Five Days With a Duke, page 18
Her heart jumped.
At some point, another gathering had assembled.
“They are spying,” Constance announced.
As one, each friend looked to the assembled gentlemen: two marquesses, two dukes, and a gentleman.
“Should I go tell them to leave?” Meredith offered, already starting down the graveled path.
Rowena sighed. “They aren’t spying. Why, they aren’t even paying us any notice.”
Emilia went back to digging, and while Constance’s friends continued chatting, she stared off in the distance to where Connell stood.
As Rowena had pointed out, the gentlemen were otherwise occupied. They gathered around Connell while he regaled them with some story or another, gesticulating as he spoke. Even with the space parting the groups, the rumbles of laughter carried. Whatever he said just then had Lord Heath doubled over with mirth.
A little sigh slipped out. Her husband could charm or regale anyone. That effortless ability had hopelessly ensnared her from the very moment she’d knocked on his door.
Her husband.
She rolled those words around in her mind, testing them. Hardly daring to believe that she’d not only married, but that she’d wed a man who’d captured her heart.
Just then, Connell glanced over.
Her heart jumped several beats.
Connell touched a hand to his chest. “I love you,” he mouthed.
“I love you,” she silently returned.
“I believe that should do it!” Emilia cried excitedly, shattering the moment and demanding Constance’s attention.
And for the first time, she registered…
“That hole in my garden is rather large,” Constance blurted. She took a step closer to the deep trench and peered inside.
Rowena ambled over until she stood shoulder to shoulder with Constance. “It is indeed deep.”
“She’s intending to bury someone,” Meredith said in somber tones. “That is all there is to explain it.”
Constance burst into laughter along with her friends.
Emilia scowled. “Oh, hush.
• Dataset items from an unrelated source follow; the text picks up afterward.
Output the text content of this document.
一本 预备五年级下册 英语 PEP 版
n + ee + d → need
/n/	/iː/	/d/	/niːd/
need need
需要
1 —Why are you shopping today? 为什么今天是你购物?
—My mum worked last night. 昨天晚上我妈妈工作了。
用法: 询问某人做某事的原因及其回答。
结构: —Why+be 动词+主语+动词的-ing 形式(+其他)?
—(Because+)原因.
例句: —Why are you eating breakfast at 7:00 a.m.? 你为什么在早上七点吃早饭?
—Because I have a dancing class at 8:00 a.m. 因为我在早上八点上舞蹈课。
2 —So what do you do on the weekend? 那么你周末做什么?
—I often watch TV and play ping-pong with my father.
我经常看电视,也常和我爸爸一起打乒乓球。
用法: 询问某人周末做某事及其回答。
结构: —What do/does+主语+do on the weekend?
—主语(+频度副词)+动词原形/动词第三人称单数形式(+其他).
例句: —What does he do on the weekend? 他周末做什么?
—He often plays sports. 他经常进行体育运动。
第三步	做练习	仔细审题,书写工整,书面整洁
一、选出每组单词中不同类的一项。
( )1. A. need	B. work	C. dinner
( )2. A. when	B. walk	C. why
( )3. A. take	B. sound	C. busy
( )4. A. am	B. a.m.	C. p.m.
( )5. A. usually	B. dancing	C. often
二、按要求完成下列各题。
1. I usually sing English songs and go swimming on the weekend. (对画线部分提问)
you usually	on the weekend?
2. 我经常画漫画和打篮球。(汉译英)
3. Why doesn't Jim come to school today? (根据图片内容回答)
You may be laughing now…” She paused to level a hard look at each of them. “But you won’t be in eighteen years.”
That managed to kill the mirth of Constance and the other women.
“This sounds all too familiar,” Rowena muttered, eyeing the graveled path to where the gentlemen still laughed and mingled.
“Oh, no,” Meredith said, gripping the other woman lightly by the forearm. “We are in this”—whatever the latest this Emilia had concocted for them—“together.”
Emilia thumped the end of her shovel on the mound of soil she’d just unearthed. “I hear you.”
“What in blazes are you up to now?” Aldora asked, folding her arms at her belly, lightly accentuating—
Constance flared her eyes.
“You are with child, too!” Emilia exclaimed. Her words emerged faintly accusatory.
A pink blush splotched Aldora’s cheeks. “You needn’t say it like that. Furthermore, I was going to tell you,” the other woman grumbled.
Constance, Rowena, and Meredith surrounded the glowing mother-to-be. Or they attempted to.
Emilia clanged her shovel against a nearby wrought-iron statue. “There will be time enough for celebration after—”
“Does that also include Constance and Renaud’s wedding festivities?” Aldora drawled. “Because it does seem essential to get back to all of that.”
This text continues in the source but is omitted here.